Num  relatório  posterior,  apresentado  pela  Entidade  Reguladora  da  Saúde  (ERS)  no  âmbito  da  análise  da  sustentabilidade  financeira  do  SNS  (ERS,  2011a)  também  se  defendia  a  necessidade  de  executar  com  urgência  medidas  que  tinham  já  sido  identificadas  em  estudos  anteriores.  Foi  proposta,  novamente,  a  necessidade de rever as taxas moderadoras, quer reapreciando as categorias de isenção, quer aumentando  os  seus  valores,  ponderando‐se  também  sobre  a  necessidade de  garantir  a  sua  cobrança  atempada,  bem  como  de  diferenciar  os  valores  em  função  da  necessidade  de  acesso  do  utente  aos  cuidados  de  saúde.  Concretamente, propôs‐se que o valor a pagar de taxa moderadora estivesse directamente dependente da  cor atribuída ao utente no serviço de urgência (Triagem de Manchester) ou até de um sistema de triagem  prévio,  telefónico,  em  que  o  utente  poderia  beneficiar  de  uma  redução  do  valor  dessa  taxa  (excluindo  situações de emergência asseguradas pelo INEM) caso houvesse, por esta via, aconselhamento do utente  para deslocação ao serviço de urgência. Foi também, nesse estudo, analisada a possibilidade de redução do  nível  de  benefícios  fiscais  para  as  despesas  em  saúde,  assim  como  a  redução  do  custo  orçamental  dos  subsistemas  públicos  de  saúde,  requerendo‐se  a  sua  auto‐sustentabilidade  financeira.  Foram,  ainda,  ponderadas outras possibilidades como a da reorganização da rede hospitalar com financiamento público,  minimizando‐se  a  duplicação  de  estruturas,  desde  que  garantindo  o  acesso  dos  utentes  aos  cuidados  de 

saúde;  uma  combinação  mais  eficiente  das  profissões  na  área  da  saúde,  bem  como  das  formas  de  organização dos hospitais, aspectos que serão abordados com maior profundidade ao longo deste trabalho.  Dados  referentes  ao  período  2002‐2010  revelavam  que,  relativamente  à  aplicação  de  fundos  do  SNS,  o  valor das transferências para as Administrações Regionais de Saúde, Hospitais, Unidades Locais de Saúde,  Serviços Autónomos e outras despesas, apresentaram uma tendência de crescimento, aumentando nesse  período, em média, 6% ao ano, com um total de aplicação de fundos em 2010 de 9.154,2 milhões de Euros,  representando a despesa com os hospitais, em média, cerca de 50% do total (Tabela 3). No entanto, dados  relativos a 2011 (ACSS, 2011c), revelavam já uma inversão dessa tendência, tendo fechado o ano de 2011  com uma diminuição no valor destas transferências na ordem dos 7,1% (8.507,3 milhões de Euros em 2011  contra  9.154,2  milhões  de  Euros  em  2010),  mantendo‐se  ainda  assim  a  preponderância  dos  cuidados  hospitalares relativamente à distribuição de fundos. 

Tabela 3 ‐ Evolução da aplicação de fundos do SNS (GTRH, 2011) 

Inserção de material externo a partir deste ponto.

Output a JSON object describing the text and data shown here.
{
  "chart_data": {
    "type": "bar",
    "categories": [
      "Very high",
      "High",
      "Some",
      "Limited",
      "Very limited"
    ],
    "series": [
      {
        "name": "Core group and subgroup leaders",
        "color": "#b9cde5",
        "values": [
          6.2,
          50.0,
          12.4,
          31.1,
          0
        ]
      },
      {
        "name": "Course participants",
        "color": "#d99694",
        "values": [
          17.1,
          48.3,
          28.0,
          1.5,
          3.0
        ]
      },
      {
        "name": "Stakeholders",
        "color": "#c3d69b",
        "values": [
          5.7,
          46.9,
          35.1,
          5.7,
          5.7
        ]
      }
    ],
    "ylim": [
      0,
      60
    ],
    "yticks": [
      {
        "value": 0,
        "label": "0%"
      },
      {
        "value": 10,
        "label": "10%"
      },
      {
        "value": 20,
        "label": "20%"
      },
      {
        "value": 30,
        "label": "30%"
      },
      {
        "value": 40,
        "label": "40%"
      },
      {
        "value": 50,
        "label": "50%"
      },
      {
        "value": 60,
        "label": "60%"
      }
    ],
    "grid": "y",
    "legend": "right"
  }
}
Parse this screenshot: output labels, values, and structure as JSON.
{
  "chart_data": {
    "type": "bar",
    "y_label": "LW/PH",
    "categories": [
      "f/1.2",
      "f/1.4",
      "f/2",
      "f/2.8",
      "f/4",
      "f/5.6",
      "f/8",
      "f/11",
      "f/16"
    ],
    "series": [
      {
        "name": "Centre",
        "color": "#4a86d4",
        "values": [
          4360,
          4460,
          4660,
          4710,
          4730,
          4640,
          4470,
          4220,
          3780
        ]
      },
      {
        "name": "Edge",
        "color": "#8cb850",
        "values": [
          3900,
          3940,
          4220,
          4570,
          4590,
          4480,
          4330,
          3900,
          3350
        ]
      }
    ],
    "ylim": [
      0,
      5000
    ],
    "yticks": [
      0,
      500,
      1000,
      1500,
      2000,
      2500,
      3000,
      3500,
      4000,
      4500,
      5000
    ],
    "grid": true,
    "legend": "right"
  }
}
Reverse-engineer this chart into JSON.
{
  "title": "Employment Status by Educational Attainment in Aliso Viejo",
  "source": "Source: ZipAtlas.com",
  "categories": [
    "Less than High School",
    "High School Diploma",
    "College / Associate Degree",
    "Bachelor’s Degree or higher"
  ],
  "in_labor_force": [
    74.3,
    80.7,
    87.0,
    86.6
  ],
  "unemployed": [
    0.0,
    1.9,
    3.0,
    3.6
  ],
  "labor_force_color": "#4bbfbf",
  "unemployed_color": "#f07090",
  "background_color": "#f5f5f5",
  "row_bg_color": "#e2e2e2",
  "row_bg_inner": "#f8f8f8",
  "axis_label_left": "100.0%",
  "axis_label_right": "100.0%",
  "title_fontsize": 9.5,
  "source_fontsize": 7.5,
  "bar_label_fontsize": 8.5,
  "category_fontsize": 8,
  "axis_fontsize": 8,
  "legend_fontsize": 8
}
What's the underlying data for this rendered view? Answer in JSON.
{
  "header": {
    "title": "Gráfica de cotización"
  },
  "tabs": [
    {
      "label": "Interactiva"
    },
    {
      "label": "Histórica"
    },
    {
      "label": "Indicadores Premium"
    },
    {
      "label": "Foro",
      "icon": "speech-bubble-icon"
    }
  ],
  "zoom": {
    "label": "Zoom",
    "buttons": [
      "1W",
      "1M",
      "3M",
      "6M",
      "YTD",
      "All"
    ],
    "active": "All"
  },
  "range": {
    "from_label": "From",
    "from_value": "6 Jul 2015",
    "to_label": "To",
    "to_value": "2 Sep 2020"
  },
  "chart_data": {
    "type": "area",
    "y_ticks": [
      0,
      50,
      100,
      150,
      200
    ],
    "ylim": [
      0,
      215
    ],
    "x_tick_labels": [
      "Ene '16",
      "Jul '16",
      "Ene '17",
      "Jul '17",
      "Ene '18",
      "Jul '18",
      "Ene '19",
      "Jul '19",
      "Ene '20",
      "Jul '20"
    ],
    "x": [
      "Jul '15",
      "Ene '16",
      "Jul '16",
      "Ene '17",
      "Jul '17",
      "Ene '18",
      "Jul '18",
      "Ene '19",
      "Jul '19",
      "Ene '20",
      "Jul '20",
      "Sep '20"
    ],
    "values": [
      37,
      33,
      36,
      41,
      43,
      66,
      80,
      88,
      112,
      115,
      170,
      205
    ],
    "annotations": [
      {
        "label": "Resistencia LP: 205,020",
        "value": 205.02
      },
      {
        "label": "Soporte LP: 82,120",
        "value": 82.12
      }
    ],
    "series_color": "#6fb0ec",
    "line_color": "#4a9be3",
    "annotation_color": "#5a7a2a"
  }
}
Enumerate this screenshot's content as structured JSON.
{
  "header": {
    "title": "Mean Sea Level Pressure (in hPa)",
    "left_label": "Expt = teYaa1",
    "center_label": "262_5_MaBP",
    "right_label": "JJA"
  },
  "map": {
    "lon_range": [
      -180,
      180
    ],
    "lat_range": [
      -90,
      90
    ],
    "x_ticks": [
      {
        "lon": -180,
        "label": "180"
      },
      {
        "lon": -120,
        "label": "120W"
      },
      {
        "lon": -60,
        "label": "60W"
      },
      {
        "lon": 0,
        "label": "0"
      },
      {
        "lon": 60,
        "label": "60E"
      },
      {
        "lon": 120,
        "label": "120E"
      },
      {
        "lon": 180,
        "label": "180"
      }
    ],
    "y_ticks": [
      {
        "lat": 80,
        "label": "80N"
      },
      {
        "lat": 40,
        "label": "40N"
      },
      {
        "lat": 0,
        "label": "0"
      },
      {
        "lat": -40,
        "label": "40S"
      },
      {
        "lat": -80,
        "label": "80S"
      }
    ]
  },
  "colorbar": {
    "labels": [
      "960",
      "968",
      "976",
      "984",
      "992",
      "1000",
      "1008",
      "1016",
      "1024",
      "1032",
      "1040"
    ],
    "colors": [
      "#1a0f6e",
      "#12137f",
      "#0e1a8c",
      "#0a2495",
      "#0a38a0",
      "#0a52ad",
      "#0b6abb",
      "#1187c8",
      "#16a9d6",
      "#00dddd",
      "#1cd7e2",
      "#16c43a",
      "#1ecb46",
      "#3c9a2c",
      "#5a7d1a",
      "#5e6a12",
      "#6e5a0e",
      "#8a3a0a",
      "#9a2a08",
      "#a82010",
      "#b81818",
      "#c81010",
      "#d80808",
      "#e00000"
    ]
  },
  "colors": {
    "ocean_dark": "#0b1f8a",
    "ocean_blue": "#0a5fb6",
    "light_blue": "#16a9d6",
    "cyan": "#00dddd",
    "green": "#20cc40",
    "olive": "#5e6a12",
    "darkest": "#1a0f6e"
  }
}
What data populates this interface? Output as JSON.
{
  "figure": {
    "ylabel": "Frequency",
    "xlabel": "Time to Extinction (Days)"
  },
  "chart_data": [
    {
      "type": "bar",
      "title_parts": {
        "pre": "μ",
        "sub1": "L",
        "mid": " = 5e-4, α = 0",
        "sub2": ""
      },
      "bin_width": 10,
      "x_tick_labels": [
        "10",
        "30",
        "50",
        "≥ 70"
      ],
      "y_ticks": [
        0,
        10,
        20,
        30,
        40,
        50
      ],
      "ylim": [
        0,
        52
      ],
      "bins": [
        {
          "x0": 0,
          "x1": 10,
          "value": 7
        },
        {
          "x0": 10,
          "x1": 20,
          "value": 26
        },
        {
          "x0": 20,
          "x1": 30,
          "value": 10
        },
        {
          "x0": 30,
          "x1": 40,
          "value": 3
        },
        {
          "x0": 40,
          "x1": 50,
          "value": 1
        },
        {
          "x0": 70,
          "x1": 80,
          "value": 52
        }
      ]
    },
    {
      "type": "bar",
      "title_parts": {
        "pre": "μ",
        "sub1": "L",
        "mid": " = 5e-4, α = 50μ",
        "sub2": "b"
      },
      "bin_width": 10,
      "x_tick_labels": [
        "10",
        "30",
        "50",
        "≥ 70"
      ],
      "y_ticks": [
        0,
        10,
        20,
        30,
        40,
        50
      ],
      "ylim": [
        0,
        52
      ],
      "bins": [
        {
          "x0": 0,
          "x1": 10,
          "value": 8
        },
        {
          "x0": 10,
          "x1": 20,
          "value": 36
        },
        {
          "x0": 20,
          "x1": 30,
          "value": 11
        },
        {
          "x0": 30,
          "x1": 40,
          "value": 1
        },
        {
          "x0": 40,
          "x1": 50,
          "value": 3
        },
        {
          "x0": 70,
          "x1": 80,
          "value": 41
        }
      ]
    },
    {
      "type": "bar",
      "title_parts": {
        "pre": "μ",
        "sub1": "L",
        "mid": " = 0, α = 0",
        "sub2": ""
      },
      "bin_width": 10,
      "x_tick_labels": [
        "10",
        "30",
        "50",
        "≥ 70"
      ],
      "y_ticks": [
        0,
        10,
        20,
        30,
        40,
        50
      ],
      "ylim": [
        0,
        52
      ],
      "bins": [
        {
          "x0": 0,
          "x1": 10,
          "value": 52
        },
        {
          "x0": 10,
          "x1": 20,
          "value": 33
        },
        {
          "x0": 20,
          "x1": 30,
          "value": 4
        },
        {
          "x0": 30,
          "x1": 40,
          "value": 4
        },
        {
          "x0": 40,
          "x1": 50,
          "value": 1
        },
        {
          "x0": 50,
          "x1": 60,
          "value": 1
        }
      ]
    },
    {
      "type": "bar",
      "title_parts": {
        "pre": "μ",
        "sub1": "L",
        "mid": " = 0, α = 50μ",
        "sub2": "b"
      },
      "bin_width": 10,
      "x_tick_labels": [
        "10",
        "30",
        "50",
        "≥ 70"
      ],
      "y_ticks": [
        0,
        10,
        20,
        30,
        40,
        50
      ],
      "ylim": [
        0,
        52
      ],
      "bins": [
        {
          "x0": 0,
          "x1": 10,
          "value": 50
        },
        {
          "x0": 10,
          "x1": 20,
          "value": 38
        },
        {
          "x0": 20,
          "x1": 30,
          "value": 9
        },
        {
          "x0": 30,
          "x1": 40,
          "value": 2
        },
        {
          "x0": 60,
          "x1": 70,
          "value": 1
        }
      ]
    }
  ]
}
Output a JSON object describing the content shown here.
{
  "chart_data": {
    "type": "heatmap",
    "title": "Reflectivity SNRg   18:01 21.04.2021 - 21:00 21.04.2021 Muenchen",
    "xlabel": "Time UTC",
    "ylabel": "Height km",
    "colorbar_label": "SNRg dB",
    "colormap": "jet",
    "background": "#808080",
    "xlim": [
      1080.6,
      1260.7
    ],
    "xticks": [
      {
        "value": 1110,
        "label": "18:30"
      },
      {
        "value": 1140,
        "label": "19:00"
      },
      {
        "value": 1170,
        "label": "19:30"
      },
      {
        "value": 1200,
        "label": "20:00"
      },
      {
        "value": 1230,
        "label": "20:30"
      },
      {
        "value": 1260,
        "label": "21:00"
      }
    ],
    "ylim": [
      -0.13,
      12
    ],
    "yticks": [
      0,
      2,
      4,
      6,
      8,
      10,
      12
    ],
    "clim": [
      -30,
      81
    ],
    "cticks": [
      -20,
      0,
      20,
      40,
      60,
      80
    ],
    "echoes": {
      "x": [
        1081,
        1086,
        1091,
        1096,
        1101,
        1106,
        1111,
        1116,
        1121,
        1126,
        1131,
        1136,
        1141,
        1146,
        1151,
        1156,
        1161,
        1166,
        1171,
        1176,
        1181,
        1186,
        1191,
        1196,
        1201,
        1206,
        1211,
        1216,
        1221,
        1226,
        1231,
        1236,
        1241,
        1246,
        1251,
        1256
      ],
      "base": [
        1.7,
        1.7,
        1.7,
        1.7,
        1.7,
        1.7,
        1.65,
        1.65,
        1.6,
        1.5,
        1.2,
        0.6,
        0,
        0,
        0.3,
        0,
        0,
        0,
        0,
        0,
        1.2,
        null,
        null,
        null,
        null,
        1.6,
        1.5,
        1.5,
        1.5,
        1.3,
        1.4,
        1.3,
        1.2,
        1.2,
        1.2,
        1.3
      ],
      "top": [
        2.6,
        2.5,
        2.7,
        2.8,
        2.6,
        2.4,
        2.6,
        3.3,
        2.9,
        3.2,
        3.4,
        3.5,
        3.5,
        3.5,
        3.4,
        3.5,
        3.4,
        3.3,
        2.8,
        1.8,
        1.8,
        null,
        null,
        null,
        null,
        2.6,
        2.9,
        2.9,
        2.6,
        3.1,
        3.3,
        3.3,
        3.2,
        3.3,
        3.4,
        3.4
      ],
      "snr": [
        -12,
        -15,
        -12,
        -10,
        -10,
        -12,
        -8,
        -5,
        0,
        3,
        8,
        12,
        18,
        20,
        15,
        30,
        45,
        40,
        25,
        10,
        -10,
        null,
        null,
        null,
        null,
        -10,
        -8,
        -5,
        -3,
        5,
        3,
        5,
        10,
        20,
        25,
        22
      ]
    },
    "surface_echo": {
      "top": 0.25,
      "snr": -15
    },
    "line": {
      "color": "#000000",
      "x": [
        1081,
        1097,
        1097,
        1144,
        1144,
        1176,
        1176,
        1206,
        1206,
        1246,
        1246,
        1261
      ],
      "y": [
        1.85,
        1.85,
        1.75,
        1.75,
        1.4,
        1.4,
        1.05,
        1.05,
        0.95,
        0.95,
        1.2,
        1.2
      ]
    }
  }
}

  Em 2011 os hospitais do sector público apresentavam um conjunto de problemas, nomeadamente, défices  de exploração e excessivo endividamento, colocando‐se em causa a sua sustentabilidade financeira futura,  bem  como  a  redução  do  leque  de  opções  para  o  desenvolvimento  estratégico  destas  instituições.  Os  hospitais EPE apresentaram em 2010 um resultado operacional negativo de 395,4 milhões de euros, para  proveitos  totais  de  5.185  milhões  de  euros  (4.781  correspondem  ao  montante  dos  contratos  programa),  correspondendo o Resultado Líquido apurado a ‐322,1 milhões de euros. Quanto ao passivo consolidado,  este atingiu o valor de 4.566 milhões de euros, traduzindo um agravamento de 26,7% face ao ano anterior.  Também  as  Dívidas  a  Terceiros  de  Curto  Prazo  atingiram  o    montante  de  3.839  milhões  de  euros  (2.862  milhões em 2009). É de salientar que o peso dos Custos com Pessoal na estrutura de custos dos hospitais  correspondia  em  2010  a  cerca  de  50%,  seguidos  dos  custos  com  consumos  (CMVMC),  com  um  peso  de 

cerca  de  27%  no  total  (os  medicamentos  representavam  63%  do  total  das  matérias  consumidas)  (GTRH,  2011). 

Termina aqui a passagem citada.